Glenn Cook, who had a marathon career at linebacker for the Miami Hurricanes, is a Browns executive who has had a hand in picking three linebackers in the last two drafts.
Browns executive Glenn Cook wishes he had a crystal ball to tell him if the NFL is headed for a schedule cut to two preseason games.
"All things are on the table," Cook said during a Zoom meeting Thursday. "I wouldn't be surprised (if the preseason is cut in half)."
The preseason schedule announced in April has the Browns playing at Chicago Aug. 15, at Green Bay Aug. 22, at home against Minnesota Aug. 30 and at home against Tampa Bay on Sept. 3. Coronavirus issues loom.
"There's so much uncertainty around," said Cook, who is the Browns’ vice president of player personnel after spending four years as assistant director of pro scouting.
When can players report to team headquarters in Berea? What might become of the Sept. 13 season opener at Baltimore? Answers have been vague.

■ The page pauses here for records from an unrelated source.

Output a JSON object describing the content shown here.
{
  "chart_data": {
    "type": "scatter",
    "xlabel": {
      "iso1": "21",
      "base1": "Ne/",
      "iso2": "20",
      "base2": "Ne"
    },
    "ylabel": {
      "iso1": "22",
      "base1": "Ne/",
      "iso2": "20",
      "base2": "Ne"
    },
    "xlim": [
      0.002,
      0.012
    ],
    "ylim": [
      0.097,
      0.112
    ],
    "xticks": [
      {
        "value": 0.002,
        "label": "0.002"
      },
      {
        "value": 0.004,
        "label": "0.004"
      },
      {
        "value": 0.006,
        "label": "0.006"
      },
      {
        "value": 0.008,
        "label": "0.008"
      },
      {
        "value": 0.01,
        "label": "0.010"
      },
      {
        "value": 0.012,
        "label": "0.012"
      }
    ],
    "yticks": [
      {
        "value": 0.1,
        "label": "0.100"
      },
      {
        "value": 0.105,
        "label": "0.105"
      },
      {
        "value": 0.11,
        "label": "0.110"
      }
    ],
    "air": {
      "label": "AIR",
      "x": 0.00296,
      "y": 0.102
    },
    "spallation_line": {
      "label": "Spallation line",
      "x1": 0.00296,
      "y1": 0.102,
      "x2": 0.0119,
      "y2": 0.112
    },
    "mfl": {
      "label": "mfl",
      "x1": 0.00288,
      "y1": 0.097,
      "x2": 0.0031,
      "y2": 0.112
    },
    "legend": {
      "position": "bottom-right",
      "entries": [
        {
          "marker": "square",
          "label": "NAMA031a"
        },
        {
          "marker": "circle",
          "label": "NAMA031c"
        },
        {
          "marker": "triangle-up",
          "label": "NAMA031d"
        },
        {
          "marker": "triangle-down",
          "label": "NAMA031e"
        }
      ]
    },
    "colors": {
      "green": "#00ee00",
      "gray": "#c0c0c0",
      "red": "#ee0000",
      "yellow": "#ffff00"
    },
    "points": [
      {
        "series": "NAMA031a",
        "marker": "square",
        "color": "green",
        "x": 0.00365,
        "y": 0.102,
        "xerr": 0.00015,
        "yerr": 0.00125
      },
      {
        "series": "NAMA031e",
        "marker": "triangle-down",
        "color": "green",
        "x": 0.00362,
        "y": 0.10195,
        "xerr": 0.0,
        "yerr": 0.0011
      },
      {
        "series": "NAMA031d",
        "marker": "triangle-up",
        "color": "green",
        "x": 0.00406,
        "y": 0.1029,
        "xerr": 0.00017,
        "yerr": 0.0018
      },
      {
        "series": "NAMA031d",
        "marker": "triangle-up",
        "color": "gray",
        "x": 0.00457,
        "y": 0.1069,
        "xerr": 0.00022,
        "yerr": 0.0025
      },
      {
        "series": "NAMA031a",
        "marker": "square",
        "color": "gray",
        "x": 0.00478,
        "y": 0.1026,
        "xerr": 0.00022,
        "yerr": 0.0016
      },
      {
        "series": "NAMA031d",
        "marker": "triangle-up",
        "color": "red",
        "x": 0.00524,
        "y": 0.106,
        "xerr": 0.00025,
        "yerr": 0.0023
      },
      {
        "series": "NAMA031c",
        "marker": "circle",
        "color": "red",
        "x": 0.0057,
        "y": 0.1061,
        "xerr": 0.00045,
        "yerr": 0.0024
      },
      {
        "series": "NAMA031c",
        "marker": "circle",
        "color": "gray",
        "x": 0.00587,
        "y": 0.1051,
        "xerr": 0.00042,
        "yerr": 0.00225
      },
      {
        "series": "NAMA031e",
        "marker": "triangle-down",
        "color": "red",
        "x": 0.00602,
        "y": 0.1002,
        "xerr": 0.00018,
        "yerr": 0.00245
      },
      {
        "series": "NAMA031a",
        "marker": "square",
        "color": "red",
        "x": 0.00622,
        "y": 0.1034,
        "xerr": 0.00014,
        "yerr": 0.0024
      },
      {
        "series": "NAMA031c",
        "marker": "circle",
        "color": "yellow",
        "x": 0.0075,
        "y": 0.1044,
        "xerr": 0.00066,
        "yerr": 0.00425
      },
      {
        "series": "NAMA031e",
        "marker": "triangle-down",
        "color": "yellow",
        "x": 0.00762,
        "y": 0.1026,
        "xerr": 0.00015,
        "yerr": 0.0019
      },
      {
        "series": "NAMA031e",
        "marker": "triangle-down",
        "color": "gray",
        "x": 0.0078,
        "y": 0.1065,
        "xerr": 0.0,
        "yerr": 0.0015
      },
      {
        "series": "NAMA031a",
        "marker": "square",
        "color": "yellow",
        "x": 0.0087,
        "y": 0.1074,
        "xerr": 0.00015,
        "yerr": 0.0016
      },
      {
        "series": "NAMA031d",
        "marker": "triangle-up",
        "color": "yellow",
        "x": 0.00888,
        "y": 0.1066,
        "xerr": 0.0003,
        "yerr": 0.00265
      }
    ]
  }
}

"It's up to us to adjust to whatever policies are set down," Cook said.
Revenue losses could lead to a smaller salary cap.
"All of that comes into play when it comes to any of these moves we're considering," Cook said. "It does somewhat change what our overall plan is."
The Browns have 2017 No. 1 overall pick Myles Garrett contract under contract through 2021 after picking up his fifth-year option. What of long-term contract talks?
"I can't give you an update," Cook said. "We hope to have him for a long time."
Cook had a marathon college career as a Miami Hurricanes linebacker. He sat out his true-freshman season of 2003, played as a backup in 2004 and 2005, started in 2006, missed 2007 with an injury, obtained an extra "hardship" season, and captained the 2008 team that went 7-6 under head coach Randy Shannon.
Also a baseball player, Cook was drafted by the Cubs in 2009 and played 34 rookie-league games before swinging back into football.
Both Cook and Andrew Berry, now the Browns' general manager, were scouting assistants with the Colts in 2011. Cook jumped to the Packers in 2012, forming a relationship with John Dorsey prior to Dorsey's exit to Kansas City in 2013.
Berry became the Browns' vice president of player personnel in 2016, at which point he lured Cook away from the Packers. Cook stayed on with the Browns after Dorsey became general manager in 2018.
Berry was gone to the Eagles in 2019. Cook said Berry's return has been "a real cool reacclimation." He declined to compare the Browns' 2020 organization to past ones for which he has worked.
Of new head coach Kevin Stefanski, Cook said, "One thing that sticks out is that he's very strategic and specific about how he has addressed every situation ... I've been really impressed."
Cooks is undaunted by having to communicate electronically, noting 32 teams are in the same boat.
The former Hurricane linebacker was part of Dorsey's staff last year when the Browns drafted linebackers Sione Takitaki (No. 80 overall, Brigham Young) and Mack Wilson (No. 155 overall, USC).
He had input this year when the Berry regime spent a No. 97 overall pick on LSU linebacker Jacob Phillips.
In April, Cook was fired up about landing Florida Atlantic tight end Harrison Bryant at No. 115 overall. He said Bryant's profile runs much deeper than a strong game against a famous team.
"Everyone kind of locked onto his Ohio State game," he said. "Across all his exposures, you couldn't poke too many holes in his game."
Stefanski's offense is supposed to lean heavily on tight ends.
"I don't think it hurts to make the head coach happy," Cook said.